Alongside my clinical work, I supported students on placements as a Clinical Tutor at the University of Strathclyde for 8 years. I delivered teaching and learning there in relation to bilingualism, professional roles in SLT, principles in assessment, and research investigation. In 2015, I became involved in research, working on projects with children with voice disorder, improving client transitions between SLT teams, and using ultrasound tongue imaging with children’s speech. 

In 2018, I joined Queen Margaret University to begin my PhD research into the use of ultrasound tongue imaging and electropalatography with children with speech sound disorders. In this role, I implemented a bimonthly Research Café for Doctoral Candidates to share learning and experience, and reflect on themes that arise throughout the doctoral journey. 

The following year, I joined the lecturing staff and placement team here at QMU. My teaching interests are in speech sound disorders and lifespan development. I sit on the committee of the Scottish Clinical Excellence Network for Speech Sound Disorders which provides regular development events for SLTs across Scotland.  
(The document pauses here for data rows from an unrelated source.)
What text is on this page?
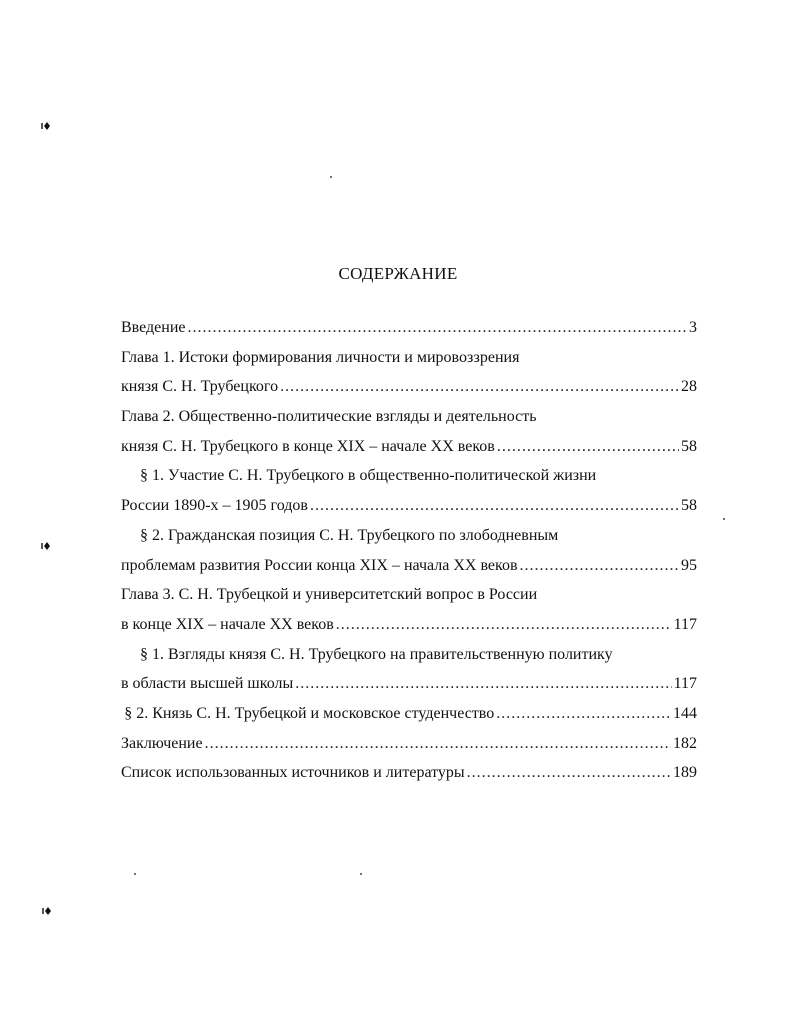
СОДЕРЖАНИЕ
Введение .....	3
Глава 1. Истоки формирования личности и мировоззрения
князя С. Н. Трубецкого .....	28
Глава 2. Общественно-политические взгляды и деятельность
князя С. Н. Трубецкого в конце XIX – начале XX веков .....	58
§ 1. Участие С. Н. Трубецкого в общественно-политической жизни
России 1890-х – 1905 годов .....	58
§ 2. Гражданская позиция С. Н. Трубецкого по злободневным
проблемам развития России конца XIX – начала XX веков .....	95
Глава 3. С. Н. Трубецкой и университетский вопрос в России
в конце XIX – начале XX веков .....	117
§ 1. Взгляды князя С. Н. Трубецкого на правительственную политику
в области высшей школы .....	117
§ 2. Князь С. Н. Трубецкой и московское студенчество .....	144
Заключение .....	182
Список использованных источников и литературы .....	189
Affiliations/Memberships to other organisations:   

Certified Member of the Royal College of Speech and Language Therapists (CertMRCSLT) continuous since 2004 

Registered Speech and Language Therapist with the Health and Care Professions Council (HCPCReg) continuous since 2006 

Research Overview: My research interests concern the use of ultrasound tongue imaging and electropalatography with children and young people with speech sound disorders. These imaging techniques can be valuable in understanding the nature of speech sound disorder classification, and have a practical clinical application in differential diagnosis. Furthermore, they can be used as visual biofeedback tools in intervention, particularly in acquisition of speech sounds. 

Active research interests: Currently undertaking a PhD “Instrumental analysis and classification of speech sound disorders: electropalatography and ultrasound tongue imaging in analysis and treatment of unresolved errors”.
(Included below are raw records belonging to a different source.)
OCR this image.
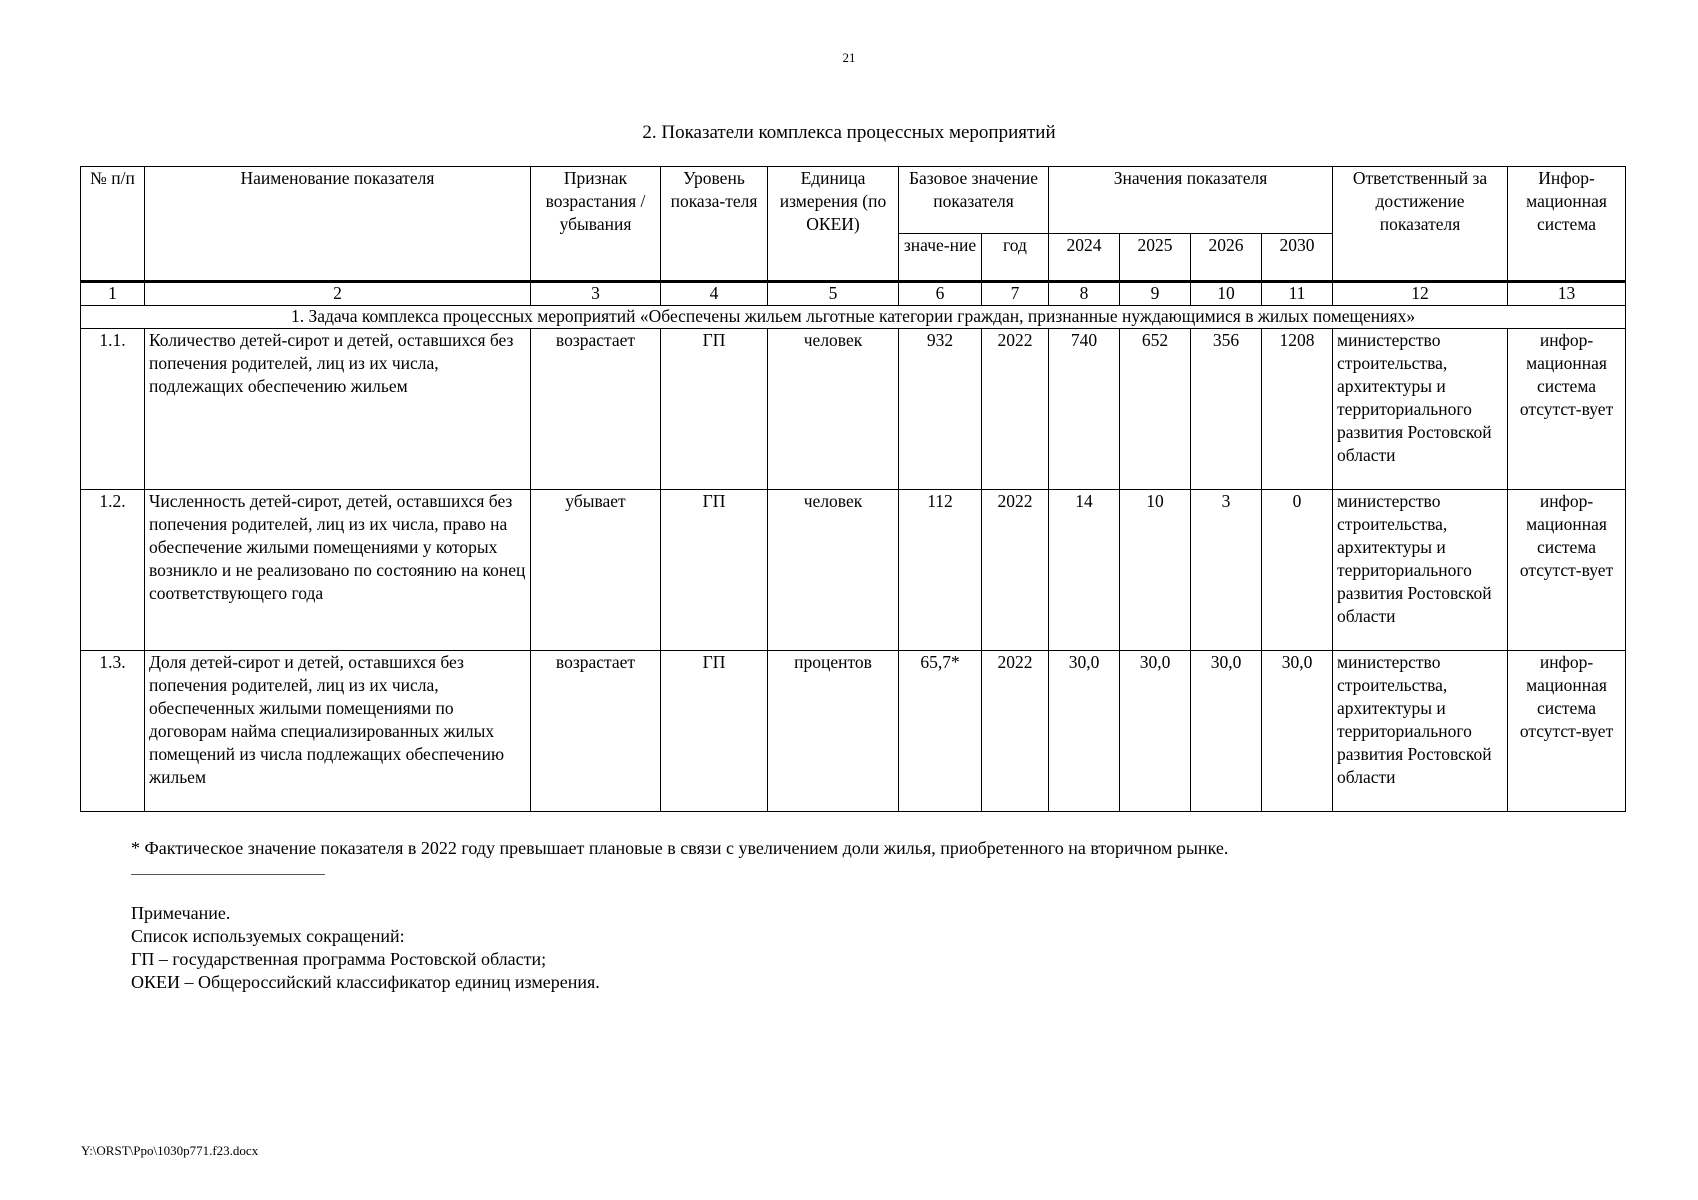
21
2. Показатели комплекса процессных мероприятий
№ п/п	Наименование показателя	Признак возрастания / убывания	Уровень показа-теля	Единица измерения (по ОКЕИ)	Базовое значение показателя		Значения показателя				Ответственный за достижение показателя	Инфор-мационная система
					значе-ние	год	2024	2025	2026	2030		
1	2	3	4	5	6	7	8	9	10	11	12	13
1. Задача комплекса процессных мероприятий «Обеспечены жильем льготные категории граждан, признанные нуждающимися в жилых помещениях»												
1.1.	Количество детей-сирот и детей, оставшихся без попечения родителей, лиц из их числа, подлежащих обеспечению жильем	возрастает	ГП	человек	932	2022	740	652	356	1208	министерство строительства, архитектуры и территориального развития Ростовской области	инфор-мационная система отсутст-вует
1.2.	Численность детей-сирот, детей, оставшихся без попечения родителей, лиц из их числа, право на обеспечение жилыми помещениями у которых возникло и не реализовано по состоянию на конец соответствующего года	убывает	ГП	человек	112	2022	14	10	3	0	министерство строительства, архитектуры и территориального развития Ростовской области	инфор-мационная система отсутст-вует
1.3.	Доля детей-сирот и детей, оставшихся без попечения родителей, лиц из их числа, обеспеченных жилыми помещениями по договорам найма специализированных жилых помещений из числа подлежащих обеспечению жильем	возрастает	ГП	процентов	65,7*	2022	30,0	30,0	30,0	30,0	министерство строительства, архитектуры и территориального развития Ростовской области	инфор-мационная система отсутст-вует
* Фактическое значение показателя в 2022 году превышает плановые в связи с увеличением доли жилья, приобретенного на вторичном рынке.
Примечание.
Список используемых сокращений:
ГП – государственная программа Ростовской области;
ОКЕИ – Общероссийский классификатор единиц измерения.
Y:\ORST\Ppo\1030p771.f23.docx
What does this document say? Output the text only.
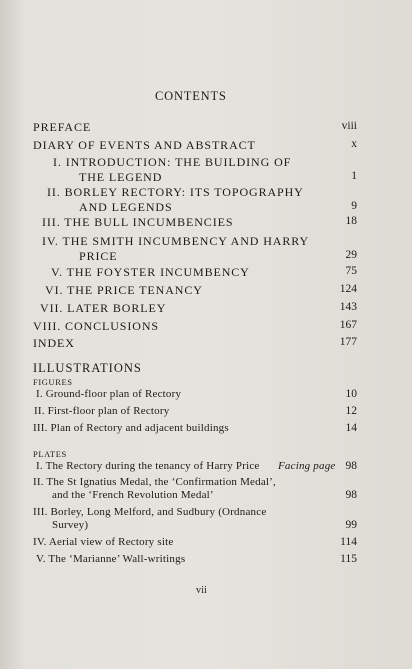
CONTENTS
PREFACE	viii
DIARY OF EVENTS AND ABSTRACT	x
I. INTRODUCTION: THE BUILDING OF
THE LEGEND	1
II. BORLEY RECTORY: ITS TOPOGRAPHY
AND LEGENDS	9
III. THE BULL INCUMBENCIES	18
IV. THE SMITH INCUMBENCY AND HARRY
PRICE	29
V. THE FOYSTER INCUMBENCY	75
VI. THE PRICE TENANCY	124
VII. LATER BORLEY	143
VIII. CONCLUSIONS	167
INDEX	177
ILLUSTRATIONS
FIGURES
I. Ground-floor plan of Rectory	10
II. First-floor plan of Rectory	12
III. Plan of Rectory and adjacent buildings	14
PLATES
I. The Rectory during the tenancy of Harry Price Facing page 98
II. The St Ignatius Medal, the ‘Confirmation Medal’,
and the ‘French Revolution Medal’	98
III. Borley, Long Melford, and Sudbury (Ordnance
Survey)	99
IV. Aerial view of Rectory site	114
V. The ‘Marianne’ Wall-writings	115
vii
Research Centre/s name:Clinical Audiology, Speech and Langauge Research Centre.

My primary teaching areas are Speech Sound Disorders and Lifespan Development on the undergraduate and postgraduate programmes. I also teach on modules related to clinical practice and practice-based learning. I am a member of the clinical placement team and share responsibility for supporting students in their clinical skills development, as well as SLTs in their role as Practice Educators.